Still, football is only part of this story. More than anything Campbell hopes his comeback motivates others who find themselves in similar adverse situations. The injury dealt Campbell a severe blow. He could have remained down, but he rose, fought and has come back feeling better than ever.
“I want my recovery process to be seen as a story for people to follow. Anything can happen but what truly happens after something brings you down is all on you. I could have said ‘I’m not going to be OK.’ I could have been lazy, I could have quit football, I could have done anything but I had my main focus on getting better and being a better football player, a better person, a better friend in general,” Campbell said. “Adversity challenges you as a person and it separates the pessimists from the optimists. I’m very glad to have taken the patience and the optimist part and realized that I will be OK as long as I work for it. I’m very grateful to have this opportunity and to explain what happened and to explain what I had to do to get to where I was because it wasn’t magic. It wasn’t anything supernatural. It was just pure grit and pure optimism getting to where I am now.”

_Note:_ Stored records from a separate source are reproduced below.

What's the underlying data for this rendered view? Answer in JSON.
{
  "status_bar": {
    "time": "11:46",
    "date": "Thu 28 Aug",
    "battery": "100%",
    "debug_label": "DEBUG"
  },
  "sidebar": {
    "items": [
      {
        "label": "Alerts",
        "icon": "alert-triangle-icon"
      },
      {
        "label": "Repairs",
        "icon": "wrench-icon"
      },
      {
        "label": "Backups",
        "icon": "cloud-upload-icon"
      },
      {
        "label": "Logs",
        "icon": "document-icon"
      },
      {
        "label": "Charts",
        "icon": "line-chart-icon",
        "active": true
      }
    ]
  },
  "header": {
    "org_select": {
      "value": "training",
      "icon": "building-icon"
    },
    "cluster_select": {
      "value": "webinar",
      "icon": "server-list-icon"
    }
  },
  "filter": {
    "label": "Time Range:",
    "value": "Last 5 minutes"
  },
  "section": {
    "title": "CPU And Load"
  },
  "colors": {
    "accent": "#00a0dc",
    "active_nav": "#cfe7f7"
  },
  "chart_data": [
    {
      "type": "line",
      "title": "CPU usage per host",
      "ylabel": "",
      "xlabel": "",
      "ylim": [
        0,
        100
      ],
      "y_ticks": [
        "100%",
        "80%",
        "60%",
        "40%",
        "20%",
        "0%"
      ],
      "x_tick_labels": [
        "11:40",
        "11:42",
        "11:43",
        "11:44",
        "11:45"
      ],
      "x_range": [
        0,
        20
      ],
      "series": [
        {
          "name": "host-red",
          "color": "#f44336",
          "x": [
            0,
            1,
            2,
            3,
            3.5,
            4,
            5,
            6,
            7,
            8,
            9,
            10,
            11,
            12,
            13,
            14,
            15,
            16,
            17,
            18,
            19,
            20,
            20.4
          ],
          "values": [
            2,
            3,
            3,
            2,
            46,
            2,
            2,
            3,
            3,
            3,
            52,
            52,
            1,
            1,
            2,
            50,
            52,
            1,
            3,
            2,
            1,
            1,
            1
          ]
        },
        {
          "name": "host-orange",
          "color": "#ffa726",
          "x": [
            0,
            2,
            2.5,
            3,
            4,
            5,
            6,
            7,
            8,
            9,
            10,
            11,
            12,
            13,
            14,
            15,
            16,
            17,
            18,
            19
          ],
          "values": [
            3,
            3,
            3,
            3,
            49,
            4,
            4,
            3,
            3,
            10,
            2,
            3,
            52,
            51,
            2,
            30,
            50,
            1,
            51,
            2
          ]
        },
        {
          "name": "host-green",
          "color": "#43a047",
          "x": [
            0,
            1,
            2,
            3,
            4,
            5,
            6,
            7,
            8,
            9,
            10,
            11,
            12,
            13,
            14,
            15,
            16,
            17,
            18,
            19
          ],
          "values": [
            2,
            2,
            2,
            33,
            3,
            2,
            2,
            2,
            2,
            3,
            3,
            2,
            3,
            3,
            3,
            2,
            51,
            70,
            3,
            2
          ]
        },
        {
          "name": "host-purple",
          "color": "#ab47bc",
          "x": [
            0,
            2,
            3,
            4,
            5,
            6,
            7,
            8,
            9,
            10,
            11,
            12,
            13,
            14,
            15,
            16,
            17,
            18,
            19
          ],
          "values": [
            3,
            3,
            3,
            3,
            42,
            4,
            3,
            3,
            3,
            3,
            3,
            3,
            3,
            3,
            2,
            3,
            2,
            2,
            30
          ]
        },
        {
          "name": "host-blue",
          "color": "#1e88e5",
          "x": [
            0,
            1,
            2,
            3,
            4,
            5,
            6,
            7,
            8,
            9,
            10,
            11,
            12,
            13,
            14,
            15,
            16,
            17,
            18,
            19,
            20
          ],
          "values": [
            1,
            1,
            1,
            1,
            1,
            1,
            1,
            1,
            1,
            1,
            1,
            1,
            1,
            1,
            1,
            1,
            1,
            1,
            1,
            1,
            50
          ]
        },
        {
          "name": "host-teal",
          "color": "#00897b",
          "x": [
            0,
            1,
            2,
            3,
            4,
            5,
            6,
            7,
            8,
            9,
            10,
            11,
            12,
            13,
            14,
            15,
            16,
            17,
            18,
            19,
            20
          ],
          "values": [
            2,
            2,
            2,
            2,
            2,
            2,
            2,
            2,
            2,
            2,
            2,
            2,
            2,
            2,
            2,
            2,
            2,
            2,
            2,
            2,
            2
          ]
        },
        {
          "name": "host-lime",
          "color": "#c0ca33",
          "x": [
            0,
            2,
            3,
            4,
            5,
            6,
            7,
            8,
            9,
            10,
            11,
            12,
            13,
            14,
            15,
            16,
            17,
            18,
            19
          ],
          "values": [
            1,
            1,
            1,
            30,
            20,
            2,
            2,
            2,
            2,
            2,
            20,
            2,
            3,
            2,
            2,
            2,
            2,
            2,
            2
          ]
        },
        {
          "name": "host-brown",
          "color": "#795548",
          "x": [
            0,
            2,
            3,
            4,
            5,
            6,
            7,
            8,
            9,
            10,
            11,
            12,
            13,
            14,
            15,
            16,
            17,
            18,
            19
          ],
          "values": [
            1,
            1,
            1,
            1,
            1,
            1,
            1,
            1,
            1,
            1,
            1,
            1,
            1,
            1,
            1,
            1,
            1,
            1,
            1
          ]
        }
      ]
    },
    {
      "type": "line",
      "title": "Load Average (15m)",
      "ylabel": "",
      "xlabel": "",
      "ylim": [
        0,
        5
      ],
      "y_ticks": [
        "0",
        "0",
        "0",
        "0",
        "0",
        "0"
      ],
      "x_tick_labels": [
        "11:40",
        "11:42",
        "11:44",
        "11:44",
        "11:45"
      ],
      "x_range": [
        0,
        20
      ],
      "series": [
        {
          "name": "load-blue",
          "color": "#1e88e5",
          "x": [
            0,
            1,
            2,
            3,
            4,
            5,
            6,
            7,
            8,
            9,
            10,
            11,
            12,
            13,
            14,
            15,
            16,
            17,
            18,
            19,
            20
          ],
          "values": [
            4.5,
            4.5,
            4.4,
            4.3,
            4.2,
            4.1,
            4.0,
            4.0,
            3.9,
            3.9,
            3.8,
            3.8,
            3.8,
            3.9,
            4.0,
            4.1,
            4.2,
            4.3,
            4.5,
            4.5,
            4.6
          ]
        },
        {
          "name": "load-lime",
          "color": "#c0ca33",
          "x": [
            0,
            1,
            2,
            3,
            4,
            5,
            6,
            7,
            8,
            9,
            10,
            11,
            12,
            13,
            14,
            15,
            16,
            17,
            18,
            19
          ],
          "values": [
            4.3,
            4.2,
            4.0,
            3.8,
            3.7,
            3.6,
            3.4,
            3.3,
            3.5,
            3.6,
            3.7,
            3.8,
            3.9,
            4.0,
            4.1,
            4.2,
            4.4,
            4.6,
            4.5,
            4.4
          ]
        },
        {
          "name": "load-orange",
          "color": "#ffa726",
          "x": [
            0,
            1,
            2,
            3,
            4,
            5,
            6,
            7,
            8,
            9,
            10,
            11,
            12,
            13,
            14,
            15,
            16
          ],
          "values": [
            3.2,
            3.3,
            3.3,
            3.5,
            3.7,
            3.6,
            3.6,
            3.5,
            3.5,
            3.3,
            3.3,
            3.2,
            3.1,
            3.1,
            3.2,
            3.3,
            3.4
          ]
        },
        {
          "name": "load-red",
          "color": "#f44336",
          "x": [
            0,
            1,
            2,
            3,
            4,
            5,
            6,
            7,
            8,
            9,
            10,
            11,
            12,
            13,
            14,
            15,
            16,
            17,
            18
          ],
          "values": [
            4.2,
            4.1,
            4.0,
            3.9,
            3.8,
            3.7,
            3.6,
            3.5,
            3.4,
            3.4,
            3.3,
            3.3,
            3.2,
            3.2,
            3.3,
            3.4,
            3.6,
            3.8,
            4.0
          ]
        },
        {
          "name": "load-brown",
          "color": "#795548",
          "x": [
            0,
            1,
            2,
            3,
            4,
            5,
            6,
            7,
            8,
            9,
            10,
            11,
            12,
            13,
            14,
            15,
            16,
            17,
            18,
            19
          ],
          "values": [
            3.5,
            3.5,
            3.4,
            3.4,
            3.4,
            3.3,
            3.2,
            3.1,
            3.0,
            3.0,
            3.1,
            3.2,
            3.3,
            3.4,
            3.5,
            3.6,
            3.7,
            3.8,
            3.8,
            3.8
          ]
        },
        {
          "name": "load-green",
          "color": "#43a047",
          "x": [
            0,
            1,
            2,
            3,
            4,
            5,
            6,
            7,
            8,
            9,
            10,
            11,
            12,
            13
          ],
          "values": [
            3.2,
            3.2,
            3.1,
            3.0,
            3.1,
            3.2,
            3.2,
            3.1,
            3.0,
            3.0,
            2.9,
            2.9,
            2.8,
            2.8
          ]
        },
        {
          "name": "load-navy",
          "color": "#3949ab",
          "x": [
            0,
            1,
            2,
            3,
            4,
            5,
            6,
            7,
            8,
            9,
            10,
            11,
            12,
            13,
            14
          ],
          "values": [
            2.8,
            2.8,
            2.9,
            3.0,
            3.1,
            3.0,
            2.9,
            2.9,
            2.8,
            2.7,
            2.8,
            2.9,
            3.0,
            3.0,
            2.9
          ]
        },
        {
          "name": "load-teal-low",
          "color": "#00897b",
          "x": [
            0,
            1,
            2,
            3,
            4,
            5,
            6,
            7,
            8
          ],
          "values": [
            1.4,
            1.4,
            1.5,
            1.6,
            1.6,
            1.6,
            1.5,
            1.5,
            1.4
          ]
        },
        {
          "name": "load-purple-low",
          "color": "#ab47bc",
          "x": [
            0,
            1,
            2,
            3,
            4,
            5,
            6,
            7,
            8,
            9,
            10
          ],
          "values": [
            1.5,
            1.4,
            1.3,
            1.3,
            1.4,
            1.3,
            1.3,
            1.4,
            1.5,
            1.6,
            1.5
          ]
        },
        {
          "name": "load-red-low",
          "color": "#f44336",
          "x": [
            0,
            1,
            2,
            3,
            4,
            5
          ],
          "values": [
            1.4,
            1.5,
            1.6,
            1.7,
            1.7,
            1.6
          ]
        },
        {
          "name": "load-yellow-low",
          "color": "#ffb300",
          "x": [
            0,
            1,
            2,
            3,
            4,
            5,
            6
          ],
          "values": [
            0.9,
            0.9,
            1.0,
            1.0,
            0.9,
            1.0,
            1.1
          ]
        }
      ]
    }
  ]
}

Physically, mentally, spiritually, Campbell is in a much better place. He wants to flourish personally, but is equally focused on bringing out the best in his teammates and friends. Campbell wants a championship come November but every day he wants to be the best version of himself.
Ultimately, his story is not one of beating an injury. It is about the triumph of the spirit.
“He’s just better all-around. He’s a better teammate, a better friend. Because people didn’t hesitate to be there for him he’s always there for other people. He is just consistently giving what he got,” Andrea said. “I think it kind of helped him grow up a little bit. His resilience humbles me. There’s times I feel like quitting and am like, ‘I’m just writing a dissertation, what am I complaining about?’ This is nothing compared to what that kid had to go through.
“You get knocked down and you keep fighting every time.”